Home Gaya Hidup Kisah Baru, Setelah 30 Tahun Sang Mantan Paskibraka

Kisah Baru, Setelah 30 Tahun Sang Mantan Paskibraka

2299

Rengat, Gatra.com - Perempuan 16 tahun itu kaget luar biasa Sabtu (13/4) malam lalu. Siswa kelas X SMA Negeri 1 Rengat Kabupaten Indragiri Hulu (Inhu) Provinsi Riau ini, tak pernah menyangka sama sekali kalau dia kemudian menjadi perempuan satu-satunya yang bakal dikirim dari Riau ke Jakarta untuk menjadi Pasukan Pengibar Bendera Pusaka (Paskibraka) 2019 di Istana Negara.

"Enggak pernah menyangka sama sekali. Tadinya saya sudah sempat menyerah lantaran saingan banyak. Eh enggak tahunya nilai saya tinggi," cerita Tri Setya Negara Putri kepada Gatra.com Minggu (14/4) di Rengat.

Kabar anak bungsunya lulus menjadi anggota Paskibraka Nasional membikin Inspektur Dua (Ipda) Andra Leksi teringat masa 30 tahun silam, saat dia menjadi satu-satunya laki-laki yang dikirim Riau untuk menjadi anggota Paskibraka Nasional 17 Agustus 1989.

Makanya dia tak heran gimana putrinya pontang-panting berjuang untuk lulus. "Dari awal saya biarkan dia mandiri, mengejar apa yang dicitakannya.
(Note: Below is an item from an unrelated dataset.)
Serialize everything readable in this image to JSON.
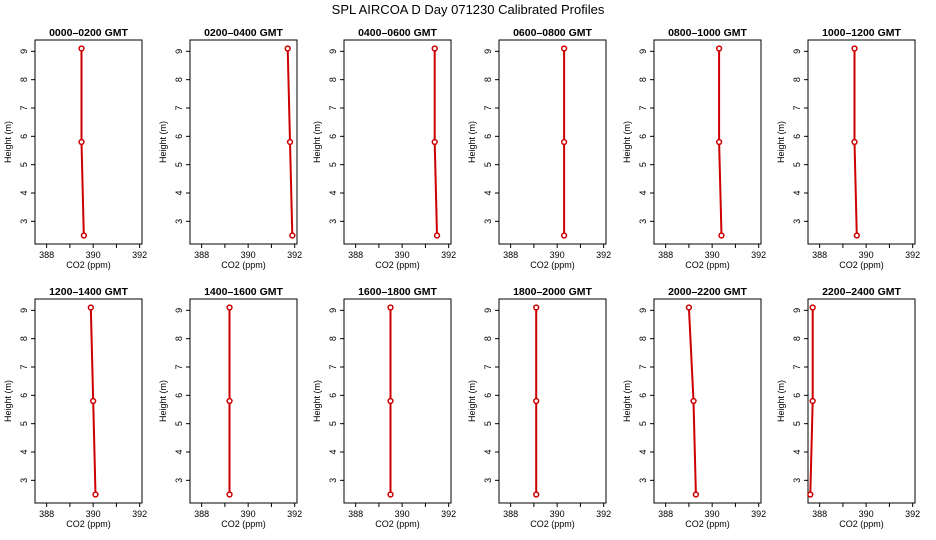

Alhamdulillah dia dapat mewujudkannya sendiri dan saya bangga untuk itu," ujar Kanit Laka Satlantas Polres Inhu ini.

Tri bakal diberangkatkan ke Jakarta bersama Muhammad Asraf pelajar SMA dari Kabupaten Kampar. "Belum tau pasti tanggal keberangkatan mereka berdua. Tapi yang jelas saat ini mereka harus mempersiapkan diri mengikuti training di provinsi dan di Jakarta nanti," kata pendamping seleksi Paskibra, Dispora Kabupaten Inhu, Maryam.
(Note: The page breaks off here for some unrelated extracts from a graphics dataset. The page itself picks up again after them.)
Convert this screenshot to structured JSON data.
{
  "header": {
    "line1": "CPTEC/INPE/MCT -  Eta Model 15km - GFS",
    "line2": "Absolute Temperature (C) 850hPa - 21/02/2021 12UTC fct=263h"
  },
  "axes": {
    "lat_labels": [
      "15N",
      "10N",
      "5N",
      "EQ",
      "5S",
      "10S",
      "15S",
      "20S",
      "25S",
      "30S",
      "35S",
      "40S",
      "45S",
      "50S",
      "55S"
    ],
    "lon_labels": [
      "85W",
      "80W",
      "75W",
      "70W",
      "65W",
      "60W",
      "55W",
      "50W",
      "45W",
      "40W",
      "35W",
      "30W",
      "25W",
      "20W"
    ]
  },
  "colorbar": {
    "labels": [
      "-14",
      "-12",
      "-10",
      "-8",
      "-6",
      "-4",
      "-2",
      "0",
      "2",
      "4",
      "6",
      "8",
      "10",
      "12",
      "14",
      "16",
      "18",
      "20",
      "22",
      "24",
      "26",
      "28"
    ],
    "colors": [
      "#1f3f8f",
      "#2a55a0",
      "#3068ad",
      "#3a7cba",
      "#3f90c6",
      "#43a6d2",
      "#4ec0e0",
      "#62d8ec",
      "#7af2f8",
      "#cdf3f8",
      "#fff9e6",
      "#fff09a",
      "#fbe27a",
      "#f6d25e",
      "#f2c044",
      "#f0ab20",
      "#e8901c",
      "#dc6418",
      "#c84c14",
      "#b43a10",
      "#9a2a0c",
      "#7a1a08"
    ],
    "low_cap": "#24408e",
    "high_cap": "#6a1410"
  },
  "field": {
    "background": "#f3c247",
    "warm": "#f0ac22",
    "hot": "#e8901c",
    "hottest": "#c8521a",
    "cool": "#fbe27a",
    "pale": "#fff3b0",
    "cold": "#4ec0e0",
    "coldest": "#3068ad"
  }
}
Maryam kemudian merinci empat orang pelajar SMA Inhu yang lolos menjadi anggota Paskibra Provinsi Riau 2019. Mereka antara lain; Ramadhan Nur Pratama (siswa SMAN 1 Rengat), Kelvin Indra Alberto (siswa MA Nurul Falah Air molek), Ricardho Gunawan (siswa SMAN 1 Rengat Barat) dan Rita Yuliandari (siswi SMAN 1 Pasir Penyu).